I can write for example $p(3)$:
$$\begin{aligned}p(3)=a*b^3*v(0)+c*\bigg[a*b^2*v(0)+c*[a*b*v(0)+c*p(0)+25]\bigg]\\=a*b^3*v(0)+c*\bigg[a*b^2*v(0)+c*a*b*v(0)+c^2*p(0)+c*25\bigg] \\=a*b^3*v(0)+c*a*b^2*v(0)+c^2*a*b^2*v(0)+c^3*p(0)+c^2*25\end{aligned}$$
where $a = 13/100,
b = 60/100, c = 87/100$
and one can see exponential terms, but the whole expression is too complicated in order to infer whether the decaying is "clean" exponential decay or whether it would exhibit some sort of other more complex curves.

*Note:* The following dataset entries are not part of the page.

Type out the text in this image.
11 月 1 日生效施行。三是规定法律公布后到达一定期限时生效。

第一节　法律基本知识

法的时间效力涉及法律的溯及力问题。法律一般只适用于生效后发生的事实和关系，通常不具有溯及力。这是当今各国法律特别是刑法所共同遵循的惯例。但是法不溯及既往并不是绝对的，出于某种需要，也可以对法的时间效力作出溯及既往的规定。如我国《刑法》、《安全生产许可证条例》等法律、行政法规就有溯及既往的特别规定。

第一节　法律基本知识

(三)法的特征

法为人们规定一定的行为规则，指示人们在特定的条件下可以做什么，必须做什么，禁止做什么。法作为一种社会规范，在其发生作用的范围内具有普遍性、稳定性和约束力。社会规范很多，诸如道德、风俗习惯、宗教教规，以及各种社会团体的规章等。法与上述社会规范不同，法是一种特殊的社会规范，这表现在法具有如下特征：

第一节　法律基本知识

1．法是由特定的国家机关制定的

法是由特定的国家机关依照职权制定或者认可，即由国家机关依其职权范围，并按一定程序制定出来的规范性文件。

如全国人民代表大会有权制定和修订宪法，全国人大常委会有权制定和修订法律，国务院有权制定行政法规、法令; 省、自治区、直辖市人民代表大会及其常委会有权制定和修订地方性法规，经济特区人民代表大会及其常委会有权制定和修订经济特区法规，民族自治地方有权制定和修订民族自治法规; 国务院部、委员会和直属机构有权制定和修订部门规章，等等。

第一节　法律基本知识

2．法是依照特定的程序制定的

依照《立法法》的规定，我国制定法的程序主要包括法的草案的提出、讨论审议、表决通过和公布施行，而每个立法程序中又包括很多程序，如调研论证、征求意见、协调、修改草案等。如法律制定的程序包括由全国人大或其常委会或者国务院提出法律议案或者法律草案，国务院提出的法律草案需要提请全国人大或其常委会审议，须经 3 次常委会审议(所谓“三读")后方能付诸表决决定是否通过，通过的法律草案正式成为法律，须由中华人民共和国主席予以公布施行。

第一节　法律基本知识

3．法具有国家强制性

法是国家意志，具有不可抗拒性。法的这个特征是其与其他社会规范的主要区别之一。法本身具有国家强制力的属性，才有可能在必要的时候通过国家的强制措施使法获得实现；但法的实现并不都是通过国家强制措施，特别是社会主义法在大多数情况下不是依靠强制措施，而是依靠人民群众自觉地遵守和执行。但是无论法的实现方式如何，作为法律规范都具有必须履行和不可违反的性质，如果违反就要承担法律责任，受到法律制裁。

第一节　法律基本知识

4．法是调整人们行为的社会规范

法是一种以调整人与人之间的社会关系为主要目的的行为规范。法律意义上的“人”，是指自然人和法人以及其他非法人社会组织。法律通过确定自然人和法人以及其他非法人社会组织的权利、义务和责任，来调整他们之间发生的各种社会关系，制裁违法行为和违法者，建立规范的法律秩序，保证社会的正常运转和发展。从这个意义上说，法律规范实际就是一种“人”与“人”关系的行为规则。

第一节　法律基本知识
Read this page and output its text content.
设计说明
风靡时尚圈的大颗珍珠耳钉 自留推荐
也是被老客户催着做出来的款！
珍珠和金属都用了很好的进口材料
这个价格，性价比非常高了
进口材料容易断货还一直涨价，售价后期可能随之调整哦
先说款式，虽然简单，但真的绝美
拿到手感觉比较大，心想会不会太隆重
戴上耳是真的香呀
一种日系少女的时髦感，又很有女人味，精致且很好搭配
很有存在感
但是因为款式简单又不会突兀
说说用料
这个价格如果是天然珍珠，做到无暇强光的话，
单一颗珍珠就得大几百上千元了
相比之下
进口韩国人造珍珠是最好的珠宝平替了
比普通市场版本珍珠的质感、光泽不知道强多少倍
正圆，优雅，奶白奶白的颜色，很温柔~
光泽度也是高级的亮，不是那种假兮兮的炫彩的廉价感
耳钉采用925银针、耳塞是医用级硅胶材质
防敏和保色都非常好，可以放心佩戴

Use z-transform as $$V(z)=0.6z^{-1}V(z)+v(0)\\P(z)=0.13V(z)+0.87z^{-1}P(z)+p(0)+25$$ to get a linear set of equations. Solving this linear equation yields: $$\begin{align} V(z)&=\frac{v(0)}{1-0.6z^{-1}}\\ P(z)&=\frac{p(0)+25}{1-0.87z^{-1}}+\frac{0.13v(0)}{(1-0.87z^{-1})(1-0.6z^{-1})} \end{align}$$ Now use the inverse z-transform to get: $$\begin{align} v(n)&=0.6^n\,v(0)\\ p(n)&=0.87^n\,\left(25+ p(0)\right)+v(0)\left(0.419\times 0.87^n-0.289\times 0.6^n\right) \end{align}$$
Addendum:
You can also use a discrete-time dynamical system model for this set of equations to better understand its behavior. Here I would define: $$x_n=\pmatrix{v(n)\\p(n)}$$ and obtain a model in the form of $x_n=Ax_{n-1}+Bu_n$, where: $$A=\pmatrix{0&0.6\\0.078&0.87},\qquad B=\pmatrix{0\\25}$$ now it is sufficient to find the (unit)step-response of this system.